The etchings come from all stages of Piranesi’s career and reflect many aspects of his vast output. They have been the subject of exhibitions organised by the British School, in Rome and elsewhere, and they feature in online catalogues, but this book is the first produced by BSR to offer an analysis of a selection of the loose prints, 104 in total. The focus of the catalogue is the archaeological and topographical subject matter of the prints, as well as an examination of the text that accompanies them in the form of detailed labels and captions. Piranesi’s print output has become widely known in the last century or so and his name has come to be associated with drama, exaggeration, fantasy and even mystery. This book takes a close look at the prints and reveals a partial corrective to that view: Piranesi the antiquarian and archaeologist emerges as protagonist here, highlighting just one of the rich variety of responses to the ancient past that formed the cultural environment of Grand Tour Rome.
Clare Hornsby is an art and architectural historian and a Research Fellow at BSR. She has published on the Grand Tour, the antiquities market between Rome and London, and on eighteenth-century architecture.

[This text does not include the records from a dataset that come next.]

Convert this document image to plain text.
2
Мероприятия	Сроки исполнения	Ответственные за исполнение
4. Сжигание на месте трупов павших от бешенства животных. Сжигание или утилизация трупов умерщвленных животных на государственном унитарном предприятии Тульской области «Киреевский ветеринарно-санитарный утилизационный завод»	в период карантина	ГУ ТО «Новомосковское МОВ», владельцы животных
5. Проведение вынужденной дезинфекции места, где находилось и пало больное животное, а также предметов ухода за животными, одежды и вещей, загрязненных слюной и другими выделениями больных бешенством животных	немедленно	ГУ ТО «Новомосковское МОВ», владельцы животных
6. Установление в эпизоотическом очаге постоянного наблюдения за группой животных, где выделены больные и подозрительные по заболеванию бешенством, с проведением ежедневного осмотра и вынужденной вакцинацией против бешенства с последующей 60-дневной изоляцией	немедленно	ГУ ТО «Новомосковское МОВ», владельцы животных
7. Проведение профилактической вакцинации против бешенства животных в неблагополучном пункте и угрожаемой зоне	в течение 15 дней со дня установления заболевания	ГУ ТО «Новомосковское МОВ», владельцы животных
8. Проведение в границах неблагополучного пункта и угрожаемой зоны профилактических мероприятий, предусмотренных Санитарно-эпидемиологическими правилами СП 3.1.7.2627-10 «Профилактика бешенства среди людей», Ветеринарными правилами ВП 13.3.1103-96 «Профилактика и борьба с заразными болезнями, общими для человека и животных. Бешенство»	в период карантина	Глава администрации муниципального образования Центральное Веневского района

She is a Fellow of the Society of Antiquaries of London, a member of the Centro di Studi sulla Cultura e l’Immagine di Roma, and of the Scientific Committee of the Edizione Nazionale delle Opere di Giovanni Battista Piranesi.
Caroline Barron is an ancient historian who works on the cultural and historical significance of Latin epigraphy, from antiquity to the present day. A monograph on the collecting of Latin inscriptions in the eighteenth-century is forthcoming, and her current research project is on the history of epigraphic forgery. She is Assistant Professor in Classics (Roman History) in the Department of Classics and Ancient History at Durham University, a Fellow of the Society of Antiquaries of London, and a Research Fellow at BSR.